Cassazione, la stampa può criticare un magistrato: “Va tutelata la libertà di espressione”

Pubblicato il 25 Settembre 2009 - 15:35 OLTRE 6 MESI FA

I giornalisti possono criticare anche con toni aspri l’operato di un magistrato, senza andare incontro a una condanna per diffamazione. Loha deciso la Cassazione con una  sentenza che ha confermato il verdetto della Corte d’appello di Palermo.

Un cronista de L’Unione Sarda era stato assolto dall’accusa di diffamazione aggravata perché il fatto non sussiste: il giornalista era stato querelato da un pm per un articolo nel quale si ripercorreva la vicenda di un detenuto suicidatosi in cella che si era sempre dichiarato innocente cosa che, dopo la sua morte, era emersa in modo inequivocabile.

La Suprema Corte (quinta sezione penale, sentenza n. 37442) ha rigettato il ricorso presentato dalla difesa del magistrato, parte civile nel procedimento, sottolineando che «va tutelata nel modo più ampio la libertà di espressione, a condizione che l’autore non trascenda in attacchi personali diretti a colpire, sul piano individuale, senza alcuna finalità di interesse pubblico, la figura morale del soggetto criticato».
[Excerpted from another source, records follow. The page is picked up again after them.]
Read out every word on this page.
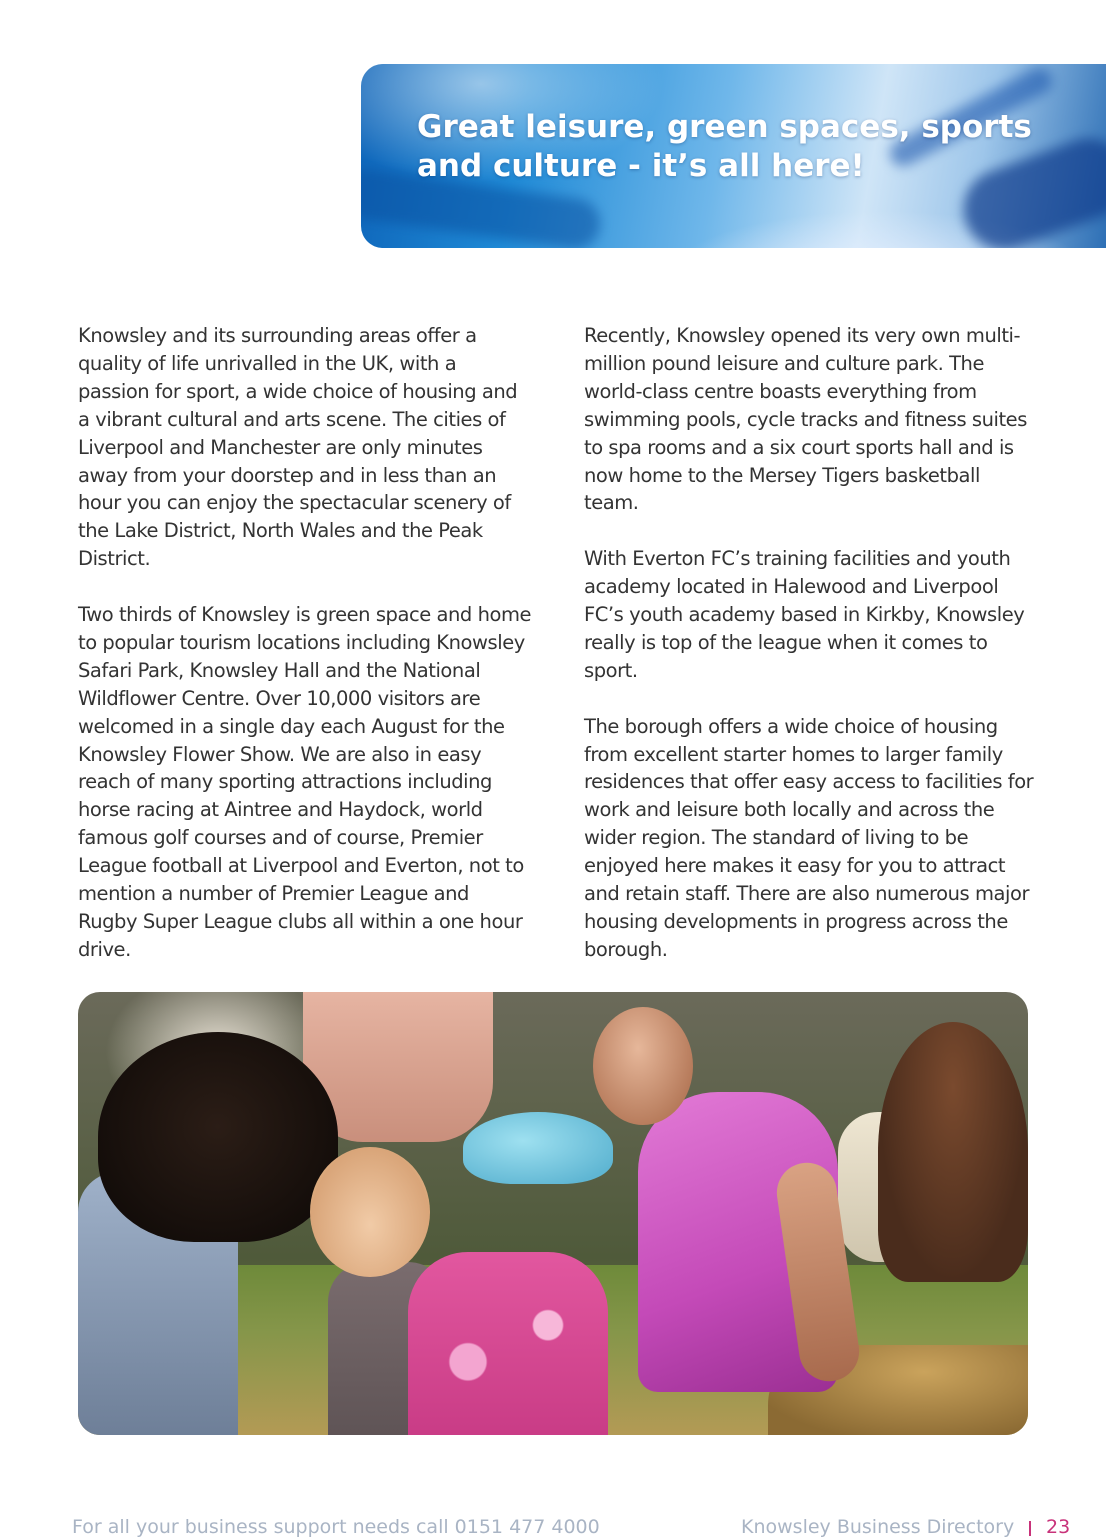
Great leisure, green spaces, sports
and culture - it’s all here!

Knowsley and its surrounding areas offer a quality of life unrivalled in the UK, with a passion for sport, a wide choice of housing and a vibrant cultural and arts scene. The cities of Liverpool and Manchester are only minutes away from your doorstep and in less than an hour you can enjoy the spectacular scenery of the Lake District, North Wales and the Peak District.

Two thirds of Knowsley is green space and home to popular tourism locations including Knowsley Safari Park, Knowsley Hall and the National Wildflower Centre. Over 10,000 visitors are welcomed in a single day each August for the Knowsley Flower Show. We are also in easy reach of many sporting attractions including horse racing at Aintree and Haydock, world famous golf courses and of course, Premier League football at Liverpool and Everton, not to mention a number of Premier League and Rugby Super League clubs all within a one hour drive.

Recently, Knowsley opened its very own multi-million pound leisure and culture park. The world-class centre boasts everything from swimming pools, cycle tracks and fitness suites to spa rooms and a six court sports hall and is now home to the Mersey Tigers basketball team.

With Everton FC’s training facilities and youth academy located in Halewood and Liverpool FC’s youth academy based in Kirkby, Knowsley really is top of the league when it comes to sport.

The borough offers a wide choice of housing from excellent starter homes to larger family residences that offer easy access to facilities for work and leisure both locally and across the wider region. The standard of living to be enjoyed here makes it easy for you to attract and retain staff. There are also numerous major housing developments in progress across the borough.

For all your business support needs call 0151 477 4000	Knowsley Business Directory 23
Infatti, continuano i giudici di piazza Cavour «la continenza formale non può equivalere a obbligo di utilizzare un linguaggio grigio ed anodino, in quanto in essa rientra il libero ricorso a parole sferzanti e pungenti. È stato correttamente osservato che l’esercizio del diritto di critica, nella sua funzione di scriminante può esplicarsi con l’uso di toni oggettivamente aspri e polemici, specie quando abbia ad oggetto un tema di grave interesse pubblico».

Per la Cassazione, «le espressioni usate dal giornalista sono pienamente adeguate alla gravità del fatto narrato e sono dirette non certo ad aggredire la sfera di umanità e moralità del magistrato, ma a richiamare l’attenzione sulla gravità delle conseguenze dell’operato della magistratura, laddove incide sulla libertà dei cittadini».